TOKYO: Japan’s central bank on Tuesday pushed back its timeline for reaching a high-profile inflation target, in the latest acknowledgement that Tokyo’s war on deflation is falling way below expectations. After a policy meeting, the Bank of Japan said it now expected prices to move “toward” 2.0 percent by March 2019, the latest in a series of delays. The new timeline is four years beyond an original April 2015 target pledged by BoJ governor Haruhiko Kuroda, whose term ends in April 2018. Policymakers trimmed their consumer price forecast for the current fiscal year to March 2017 and the subsequent two years.
“Risks to both economic activity and prices are skewed to the downside,” the bank said in a post-meeting statement. “On the price front, the momentum toward achieving the price stability target of 2.0 percent seems to be maintained, but is somewhat weaker than the previous outlook, and thus developments in prices warrant careful attention going forward.”

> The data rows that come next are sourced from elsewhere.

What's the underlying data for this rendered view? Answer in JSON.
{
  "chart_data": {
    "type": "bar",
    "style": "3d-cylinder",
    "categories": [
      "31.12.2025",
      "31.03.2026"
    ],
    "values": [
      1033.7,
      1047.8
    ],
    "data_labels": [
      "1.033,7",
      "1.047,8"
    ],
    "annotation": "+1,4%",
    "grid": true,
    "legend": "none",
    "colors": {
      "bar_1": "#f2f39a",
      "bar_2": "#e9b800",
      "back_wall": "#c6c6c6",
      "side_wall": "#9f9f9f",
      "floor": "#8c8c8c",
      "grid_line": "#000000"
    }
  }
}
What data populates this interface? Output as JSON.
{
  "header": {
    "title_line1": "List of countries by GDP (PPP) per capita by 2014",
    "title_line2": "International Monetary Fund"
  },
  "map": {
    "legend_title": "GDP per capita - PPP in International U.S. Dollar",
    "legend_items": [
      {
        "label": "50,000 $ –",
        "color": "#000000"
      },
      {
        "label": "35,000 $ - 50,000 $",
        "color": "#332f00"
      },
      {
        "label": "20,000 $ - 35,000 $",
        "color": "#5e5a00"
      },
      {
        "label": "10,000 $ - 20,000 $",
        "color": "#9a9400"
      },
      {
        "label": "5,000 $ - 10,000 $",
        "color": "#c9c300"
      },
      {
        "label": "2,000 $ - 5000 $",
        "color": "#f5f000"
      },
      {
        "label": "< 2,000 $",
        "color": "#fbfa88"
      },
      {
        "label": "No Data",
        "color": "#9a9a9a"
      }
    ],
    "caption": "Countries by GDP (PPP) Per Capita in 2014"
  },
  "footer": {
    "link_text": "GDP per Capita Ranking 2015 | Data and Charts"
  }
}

The bank did not alter monetary policy Tuesday, including its massive asset-purchase program worth around 80 trillion yen ($763 billion) annually. It also left unchanged a negative interest rate policy designed to spur lending and growth in the world’s number three economy. “However, policymakers are showing concern about the sharp moderation in price pressures, and we still expect further stimulus in coming months,” Marcel Thieliant from research house Capital Economics said in a commentary after the BoJ decision.
The bank’s inflation goal is a cornerstone of Prime Minister Shinzo Abe’s growth blitz, dubbed Abenomics, which was unveiled to much fanfare in early 2013. The program sharply weakened the yen — fattening corporate profits — and set off a stock market rally that spurred hopes for the laggard economy. But more than three years on, Japan is still posting wobbly growth and inflation is nowhere near the BoJ’s target.